A tiny smile spread across Elrond’s features. It would’ve been a great time for the floor to open up and swallow Lindir whole.
“Thank you,” Elrond said. He looked out at Thranduil, still pacing on the patio, then turned his attention back to Lindir. “You don’t seem like Thran’s type.”
“Oh, I’m not,” Lindir agreed, which was a mistake. His ears burned and he floundered for some way to recover. “He’s, um-- he’s way out of my league.” He flavored it with a laugh he hoped sounded more shy than anxious. 
Elrond didn’t say anything. He just sat there, studying him with his phone balanced in his hand. It buzzed. 
Linder blundered into: “Sorry,” because he didn’t know what else to say. Elrond’s phone buzzed again. “Should you--um-- that’s probably important. Sorry. Don’t mind me.”
Elrond set his phone face down on the table and took a sip of his coffee. “At the risk of sounding trite, what do you do? You said nothing during dinner.” 
Lindir’s head emptied. A few moths might have flown out of it. He felt sure a tumbleweed blew through. Don’t say barista. Don’t say barista. Don’t you dare say you’re a barista.
“Music.”
No. That’s worse. Oh Elbereth, that’s so much worse! Why would you say that?
Elrond looked surprised again. “Music?” He echoed.
“Not really,” Lindir amended. “Kind of. Sort of. It isn’t really a thing. A thing-thing. I mean--” 
“--Not really, kind of music?”
Valar, why wasn’t the floor swallowing him yet? Could he just disappear? A wild fantasy about a meteor falling from the sky to squash him into Lindir-soup suddenly struck him. That would be nice.
“It isn’t a career. I’m not anybody. I just write things-- and um, and play. What--what about you? I mean. That’s a stupid question. Obviously you’re a CEO…”
Elrond rescued before he could embarrass himself further. “I enjoy music as well. I must confess I’m not much good at making it. And I am a great lover of books.”
Despite himself, Lindir lit up. “What kind of books?”
-
“My apologies. That took far longer than I had expected.” Thranduil grazed his hand along the curve of Lindir’s neck. Lindir, habitually, leaned into it.
Elrond picked his phone back up and checked on that text. “No harm done. Lindir kept me company.”
Thranduil looked shocked.
“Did he?”
Elrond simply hummed and stood. He bent to write the check for dinner before Thranduil could beat him to it. “It is very late, mellon nin. But perhaps we can continue this conversation at a later date. I will have Glorfindel call you to arrange it.” He rebuttoned his burgundy suit jacket and, on his way out, said: “He’s very charming, Thranduil. Keep that one.”
Once Elrond was gone, Thranduil turned to Lindir with a withering glare.
“I just said his suit looked nice,” Lindir mumbled. 

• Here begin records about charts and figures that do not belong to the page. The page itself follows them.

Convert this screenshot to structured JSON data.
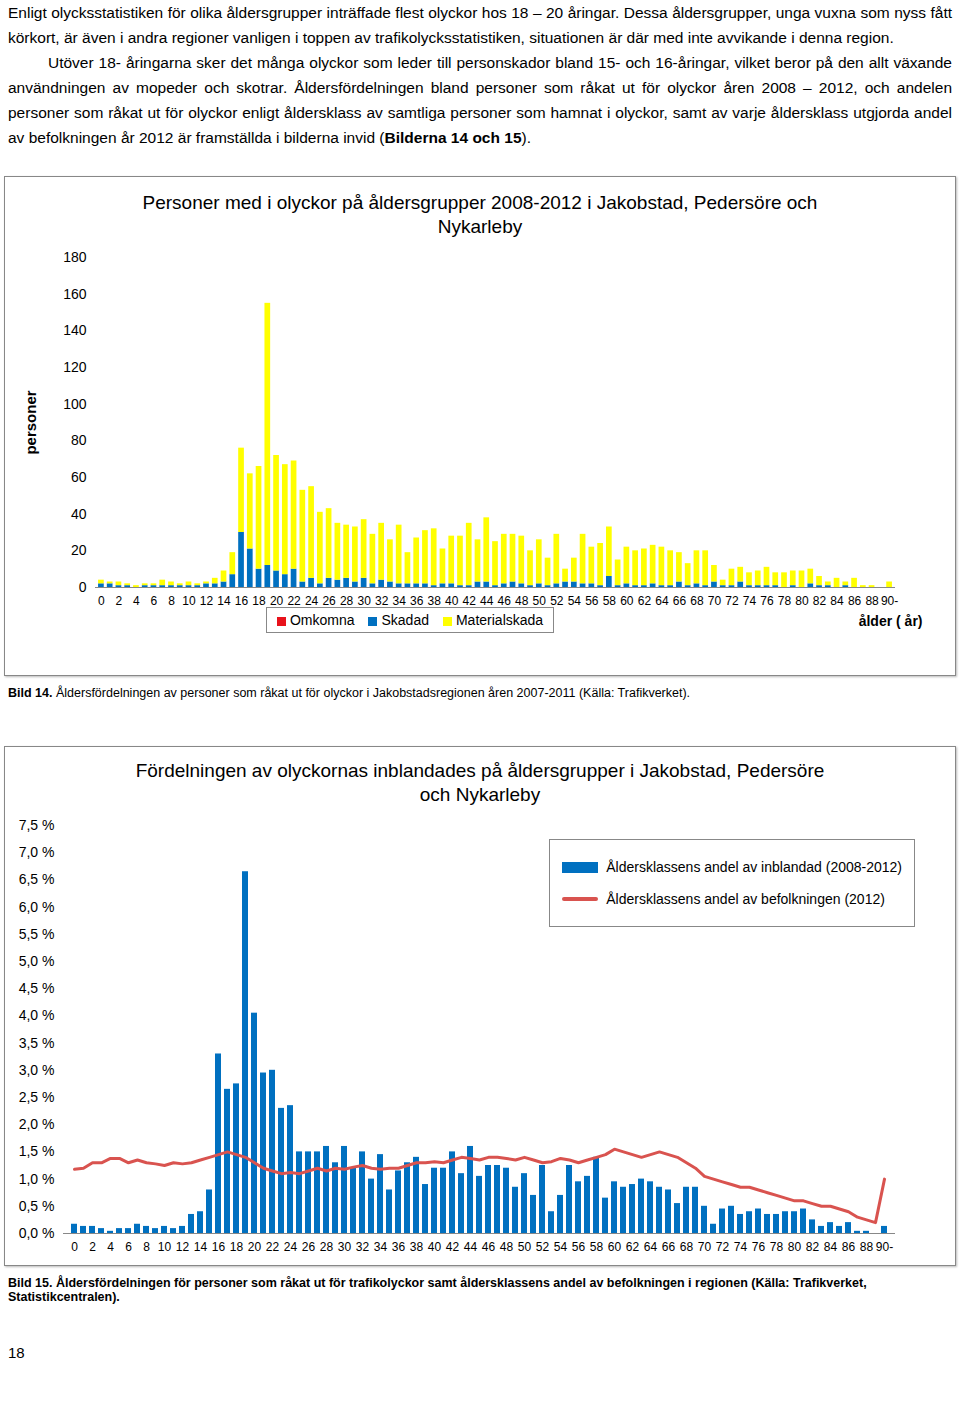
{
  "document": {
    "paragraphs": [
      {
        "parts": [
          {
            "text": "Enligt olycksstatistiken för olika åldersgrupper inträffade flest olyckor hos 18 – 20 åringar. Dessa åldersgrupper, unga vuxna som nyss fått körkort, är även i andra regioner vanligen i toppen av trafikolycksstatistiken, situationen är där med inte avvikande i denna region.",
            "bold": false
          }
        ]
      },
      {
        "parts": [
          {
            "text": "Utöver 18- åringarna sker det många olyckor som leder till personskador bland 15- och 16-åringar, vilket beror på den allt växande användningen av mopeder och skotrar. Åldersfördelningen bland personer som råkat ut för olyckor åren 2008 – 2012, och andelen personer som råkat ut för olyckor enligt åldersklass av samtliga personer som hamnat i olyckor, samt av varje åldersklass utgjorda andel av befolkningen år 2012 är framställda i bilderna invid (",
            "bold": false
          },
          {
            "text": "Bilderna 14 och 15",
            "bold": true
          },
          {
            "text": ").",
            "bold": false
          }
        ]
      }
    ],
    "captions": [
      {
        "label": "Bild 14.",
        "text": "Åldersfördelningen av personer som råkat ut för olyckor i Jakobstadsregionen åren 2007-2011 (Källa: Trafikverket).",
        "bold": false
      },
      {
        "label": "Bild 15.",
        "text": "Åldersfördelningen för personer som råkat ut för trafikolyckor samt åldersklassens andel av befolkningen i regionen (Källa: Trafikverket, Statistikcentralen).",
        "bold": true
      }
    ],
    "page_number": "18"
  },
  "chart_data": [
    {
      "type": "bar",
      "stacked": true,
      "title": "Personer med i olyckor på åldersgrupper 2008-2012 i Jakobstad, Pedersöre och Nykarleby",
      "ylabel": "personer",
      "xlabel": "ålder ( år)",
      "categories": [
        "0",
        null,
        "2",
        null,
        "4",
        null,
        "6",
        null,
        "8",
        null,
        "10",
        null,
        "12",
        null,
        "14",
        null,
        "16",
        null,
        "18",
        null,
        "20",
        null,
        "22",
        null,
        "24",
        null,
        "26",
        null,
        "28",
        null,
        "30",
        null,
        "32",
        null,
        "34",
        null,
        "36",
        null,
        "38",
        null,
        "40",
        null,
        "42",
        null,
        "44",
        null,
        "46",
        null,
        "48",
        null,
        "50",
        null,
        "52",
        null,
        "54",
        null,
        "56",
        null,
        "58",
        null,
        "60",
        null,
        "62",
        null,
        "64",
        null,
        "66",
        null,
        "68",
        null,
        "70",
        null,
        "72",
        null,
        "74",
        null,
        "76",
        null,
        "78",
        null,
        "80",
        null,
        "82",
        null,
        "84",
        null,
        "86",
        null,
        "88",
        null,
        "90-"
      ],
      "series": [
        {
          "name": "Omkomna",
          "color": "#e8121b",
          "values": [
            0,
            0,
            0,
            0,
            0,
            0,
            0,
            0,
            0,
            0,
            0,
            0,
            0,
            0,
            0,
            0,
            0,
            0,
            0,
            0,
            0,
            0,
            0,
            0,
            0,
            0,
            0,
            0,
            0,
            0,
            0,
            0,
            0,
            0,
            0,
            0,
            0,
            0,
            0,
            0,
            0,
            0,
            0,
            0,
            0,
            0,
            0,
            0,
            0,
            0,
            0,
            0,
            0,
            0,
            0,
            0,
            0,
            0,
            0,
            0,
            0,
            0,
            0,
            0,
            0,
            0,
            0,
            0,
            0,
            0,
            0,
            0,
            0,
            0,
            0,
            0,
            0,
            0,
            0,
            0,
            0,
            0,
            0,
            0,
            0,
            0,
            0,
            0,
            0,
            0,
            0
          ]
        },
        {
          "name": "Skadad",
          "color": "#0070c0",
          "values": [
            2,
            2,
            1,
            1,
            0,
            1,
            1,
            1,
            1,
            1,
            1,
            1,
            2,
            2,
            3,
            7,
            30,
            21,
            10,
            12,
            9,
            7,
            10,
            3,
            5,
            2,
            5,
            4,
            5,
            3,
            5,
            2,
            4,
            3,
            2,
            2,
            2,
            2,
            1,
            2,
            2,
            1,
            1,
            3,
            3,
            1,
            2,
            3,
            2,
            1,
            2,
            1,
            2,
            3,
            3,
            2,
            2,
            1,
            6,
            1,
            2,
            1,
            1,
            2,
            1,
            1,
            3,
            1,
            2,
            1,
            3,
            1,
            1,
            3,
            1,
            1,
            1,
            1,
            0,
            1,
            0,
            2,
            1,
            1,
            0,
            1,
            0,
            0,
            0,
            0,
            0
          ]
        },
        {
          "name": "Materialskada",
          "color": "#ffff00",
          "values": [
            2,
            1,
            2,
            1,
            1,
            1,
            1,
            3,
            2,
            1,
            2,
            1,
            1,
            3,
            6,
            12,
            46,
            41,
            56,
            143,
            63,
            60,
            59,
            50,
            50,
            39,
            38,
            31,
            29,
            30,
            32,
            27,
            31,
            23,
            32,
            17,
            25,
            29,
            31,
            19,
            26,
            27,
            34,
            23,
            35,
            24,
            27,
            26,
            26,
            19,
            24,
            15,
            27,
            7,
            13,
            27,
            20,
            23,
            27,
            14,
            20,
            19,
            20,
            21,
            21,
            19,
            16,
            12,
            18,
            19,
            9,
            3,
            9,
            8,
            7,
            8,
            10,
            7,
            8,
            8,
            9,
            8,
            5,
            2,
            5,
            2,
            5,
            1,
            1,
            0,
            3
          ]
        }
      ],
      "ylim": [
        0,
        180
      ],
      "yticks": [
        0,
        20,
        40,
        60,
        80,
        100,
        120,
        140,
        160,
        180
      ],
      "grid": false,
      "legend": "bottom"
    },
    {
      "type": "bar",
      "title": "Fördelningen av olyckornas inblandades på åldersgrupper i Jakobstad, Pedersöre och Nykarleby",
      "categories": [
        "0",
        null,
        "2",
        null,
        "4",
        null,
        "6",
        null,
        "8",
        null,
        "10",
        null,
        "12",
        null,
        "14",
        null,
        "16",
        null,
        "18",
        null,
        "20",
        null,
        "22",
        null,
        "24",
        null,
        "26",
        null,
        "28",
        null,
        "30",
        null,
        "32",
        null,
        "34",
        null,
        "36",
        null,
        "38",
        null,
        "40",
        null,
        "42",
        null,
        "44",
        null,
        "46",
        null,
        "48",
        null,
        "50",
        null,
        "52",
        null,
        "54",
        null,
        "56",
        null,
        "58",
        null,
        "60",
        null,
        "62",
        null,
        "64",
        null,
        "66",
        null,
        "68",
        null,
        "70",
        null,
        "72",
        null,
        "74",
        null,
        "76",
        null,
        "78",
        null,
        "80",
        null,
        "82",
        null,
        "84",
        null,
        "86",
        null,
        "88",
        null,
        "90-"
      ],
      "series": [
        {
          "name": "Åldersklassens andel av inblandad (2008-2012)",
          "type": "bar",
          "color": "#0070c0",
          "values": [
            0.17,
            0.13,
            0.13,
            0.09,
            0.04,
            0.09,
            0.09,
            0.17,
            0.13,
            0.09,
            0.13,
            0.09,
            0.13,
            0.35,
            0.4,
            0.8,
            3.3,
            2.65,
            2.75,
            6.65,
            4.05,
            2.95,
            3.0,
            2.3,
            2.35,
            1.5,
            1.5,
            1.5,
            1.6,
            1.3,
            1.6,
            1.2,
            1.5,
            1.0,
            1.45,
            0.8,
            1.15,
            1.3,
            1.4,
            0.9,
            1.2,
            1.2,
            1.5,
            1.1,
            1.6,
            1.05,
            1.25,
            1.25,
            1.2,
            0.85,
            1.1,
            0.7,
            1.25,
            0.4,
            0.7,
            1.25,
            0.95,
            1.05,
            1.4,
            0.65,
            0.95,
            0.85,
            0.9,
            1.0,
            0.95,
            0.85,
            0.8,
            0.55,
            0.85,
            0.85,
            0.5,
            0.17,
            0.45,
            0.5,
            0.35,
            0.4,
            0.45,
            0.35,
            0.35,
            0.4,
            0.4,
            0.45,
            0.25,
            0.13,
            0.2,
            0.13,
            0.2,
            0.04,
            0.04,
            0,
            0.13
          ]
        },
        {
          "name": "Åldersklassens andel av befolkningen (2012)",
          "type": "line",
          "color": "#d9534f",
          "values": [
            1.18,
            1.2,
            1.3,
            1.3,
            1.38,
            1.38,
            1.3,
            1.35,
            1.3,
            1.28,
            1.25,
            1.3,
            1.28,
            1.3,
            1.35,
            1.4,
            1.45,
            1.5,
            1.45,
            1.4,
            1.3,
            1.2,
            1.15,
            1.1,
            1.12,
            1.1,
            1.15,
            1.2,
            1.15,
            1.2,
            1.18,
            1.22,
            1.25,
            1.2,
            1.18,
            1.2,
            1.2,
            1.25,
            1.3,
            1.3,
            1.32,
            1.3,
            1.35,
            1.4,
            1.38,
            1.35,
            1.4,
            1.4,
            1.38,
            1.35,
            1.4,
            1.35,
            1.3,
            1.32,
            1.38,
            1.35,
            1.3,
            1.35,
            1.4,
            1.45,
            1.55,
            1.5,
            1.45,
            1.4,
            1.45,
            1.5,
            1.45,
            1.4,
            1.3,
            1.2,
            1.05,
            1.0,
            0.95,
            0.9,
            0.85,
            0.85,
            0.8,
            0.75,
            0.7,
            0.65,
            0.6,
            0.6,
            0.55,
            0.5,
            0.5,
            0.45,
            0.4,
            0.3,
            0.25,
            0.2,
            1.0
          ]
        }
      ],
      "ylim": [
        0,
        7.5
      ],
      "yticks": [
        {
          "value": 0,
          "label": "0,0 %"
        },
        {
          "value": 0.5,
          "label": "0,5 %"
        },
        {
          "value": 1,
          "label": "1,0 %"
        },
        {
          "value": 1.5,
          "label": "1,5 %"
        },
        {
          "value": 2,
          "label": "2,0 %"
        },
        {
          "value": 2.5,
          "label": "2,5 %"
        },
        {
          "value": 3,
          "label": "3,0 %"
        },
        {
          "value": 3.5,
          "label": "3,5 %"
        },
        {
          "value": 4,
          "label": "4,0 %"
        },
        {
          "value": 4.5,
          "label": "4,5 %"
        },
        {
          "value": 5,
          "label": "5,0 %"
        },
        {
          "value": 5.5,
          "label": "5,5 %"
        },
        {
          "value": 6,
          "label": "6,0 %"
        },
        {
          "value": 6.5,
          "label": "6,5 %"
        },
        {
          "value": 7,
          "label": "7,0 %"
        },
        {
          "value": 7.5,
          "label": "7,5 %"
        }
      ],
      "grid": false,
      "legend": "top-right"
    }
  ]
}
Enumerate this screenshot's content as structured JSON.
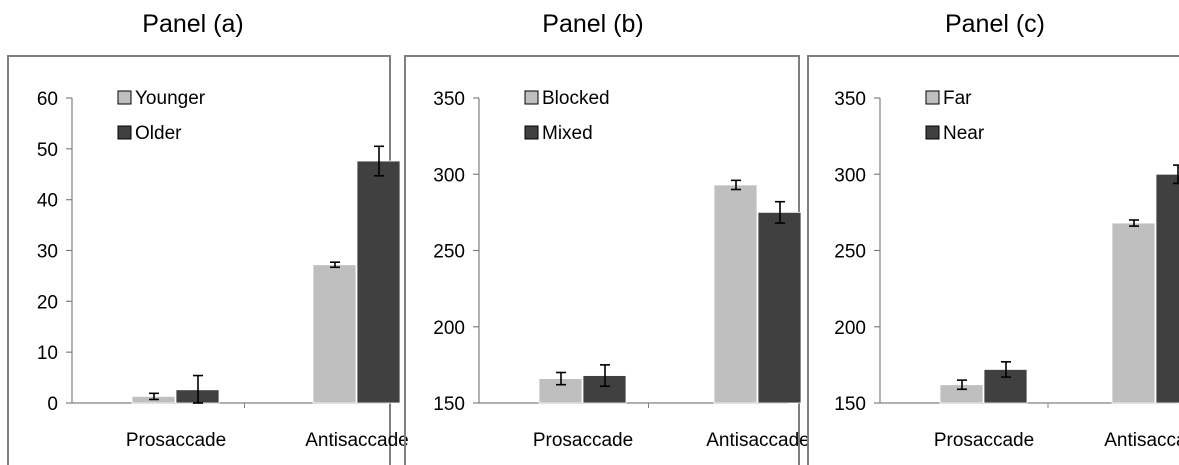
{
  "colors": {
    "light": "#bfbfbf",
    "dark": "#404040",
    "frame": "#7f7f7f",
    "axis": "#808080"
  },
  "chart_data": [
    {
      "type": "bar",
      "title": "Panel (a)",
      "categories": [
        "Prosaccade",
        "Antisaccade"
      ],
      "series": [
        {
          "name": "Younger",
          "values": [
            1.3,
            27.2
          ],
          "errors": [
            0.6,
            0.5
          ]
        },
        {
          "name": "Older",
          "values": [
            2.6,
            47.6
          ],
          "errors": [
            2.8,
            2.9
          ]
        }
      ],
      "ylim": [
        0,
        60
      ],
      "yticks": [
        0,
        10,
        20,
        30,
        40,
        50,
        60
      ],
      "legend": "top-left"
    },
    {
      "type": "bar",
      "title": "Panel (b)",
      "categories": [
        "Prosaccade",
        "Antisaccade"
      ],
      "series": [
        {
          "name": "Blocked",
          "values": [
            166,
            293
          ],
          "errors": [
            4,
            3
          ]
        },
        {
          "name": "Mixed",
          "values": [
            168,
            275
          ],
          "errors": [
            7,
            7
          ]
        }
      ],
      "ylim": [
        150,
        350
      ],
      "yticks": [
        150,
        200,
        250,
        300,
        350
      ],
      "legend": "top-left"
    },
    {
      "type": "bar",
      "title": "Panel (c)",
      "categories": [
        "Prosaccade",
        "Antisaccade"
      ],
      "series": [
        {
          "name": "Far",
          "values": [
            162,
            268
          ],
          "errors": [
            3,
            2
          ]
        },
        {
          "name": "Near",
          "values": [
            172,
            300
          ],
          "errors": [
            5,
            6
          ]
        }
      ],
      "ylim": [
        150,
        350
      ],
      "yticks": [
        150,
        200,
        250,
        300,
        350
      ],
      "legend": "top-left"
    }
  ]
}
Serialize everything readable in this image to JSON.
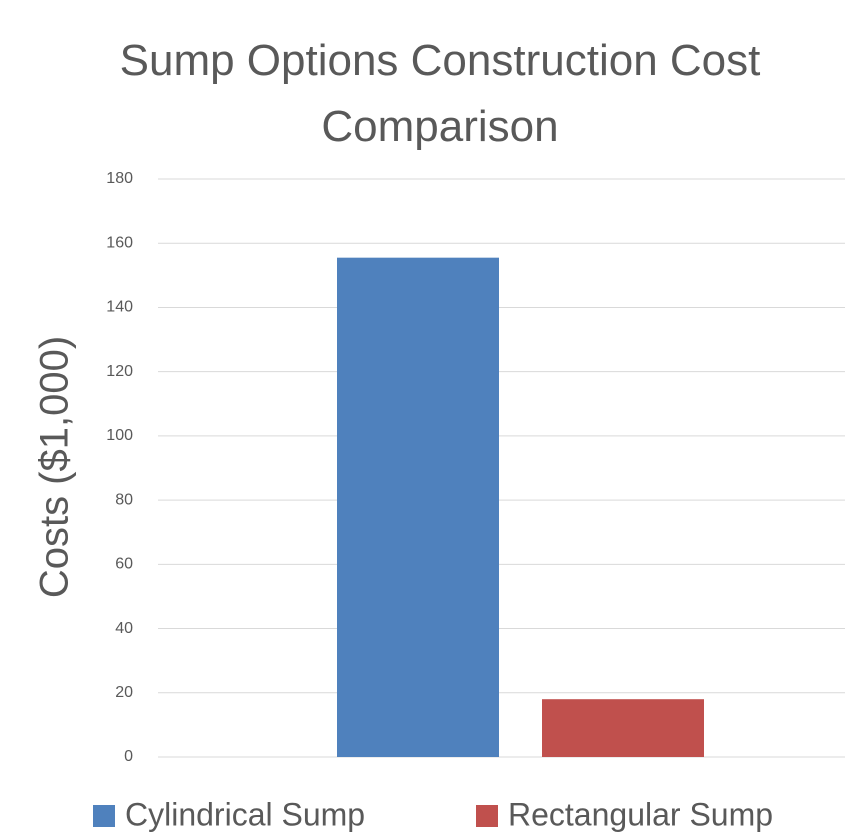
{
  "chart_data": {
    "type": "bar",
    "title": "Sump Options Construction Cost Comparison",
    "ylabel": "Costs ($1,000)",
    "categories": [
      null
    ],
    "series": [
      {
        "name": "Cylindrical Sump",
        "color": "#4f81bd",
        "values": [
          155.5
        ]
      },
      {
        "name": "Rectangular Sump",
        "color": "#c0504d",
        "values": [
          18
        ]
      }
    ],
    "ylim": [
      0,
      180
    ],
    "yticks": [
      0,
      20,
      40,
      60,
      80,
      100,
      120,
      140,
      160,
      180
    ],
    "grid": true,
    "legend": "bottom"
  }
}
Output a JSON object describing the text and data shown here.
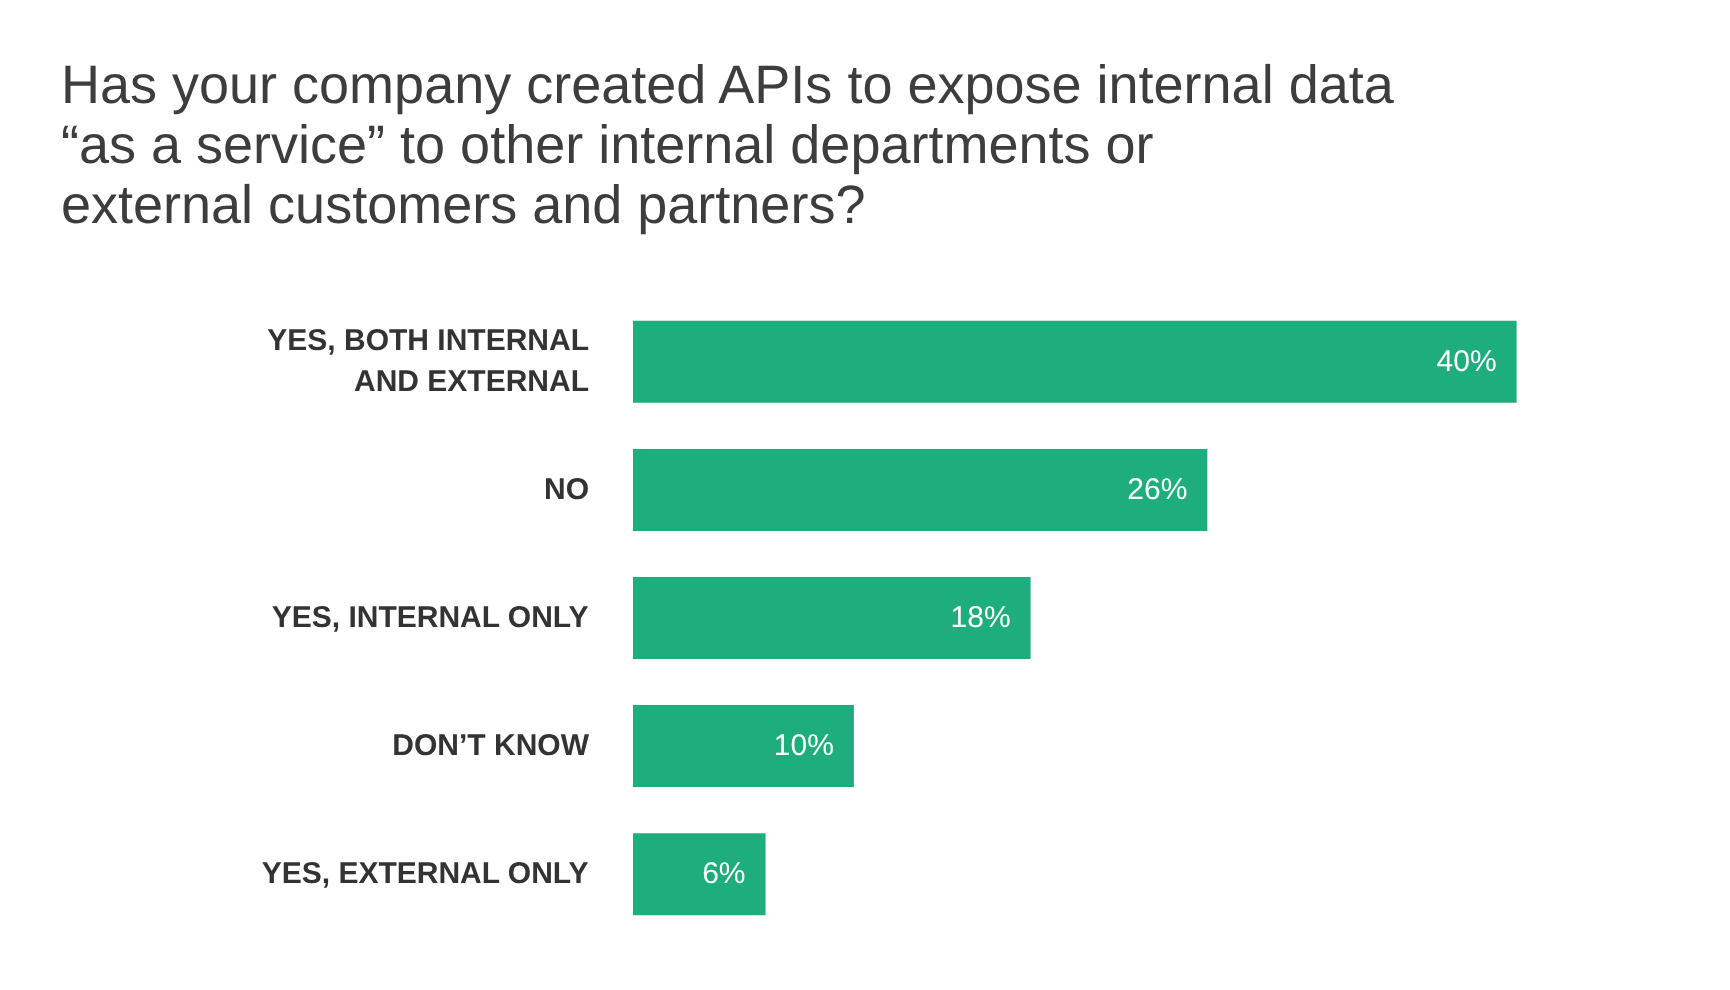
{
  "chart_data": {
    "type": "bar",
    "orientation": "horizontal",
    "title": "Has your company created APIs to expose internal data “as a service” to other internal departments or external customers and partners?",
    "categories": [
      "YES, BOTH INTERNAL AND EXTERNAL",
      "NO",
      "YES, INTERNAL ONLY",
      "DON’T KNOW",
      "YES, EXTERNAL ONLY"
    ],
    "values": [
      40,
      26,
      18,
      10,
      6
    ],
    "color": "#1eae7e",
    "data_labels": true,
    "value_labels": [
      "40%",
      "26%",
      "18%",
      "10%",
      "6%"
    ],
    "grid": false
  }
}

“His suit is burgundy,” Thranduil exclaimed with abject horror. “I have been trying to rid him of that dreadful thing for an Age.”
“Sorry.”
Yeah that’s part of the really garbled first chapter. I have most of an outline & planned a lot of scenes. It’s mostly just really gay self-indulgent fluffy garbage lmao. I’ll get around to actually posting the thing one of these days, but I really want to finish And the Stars Shine the Same first!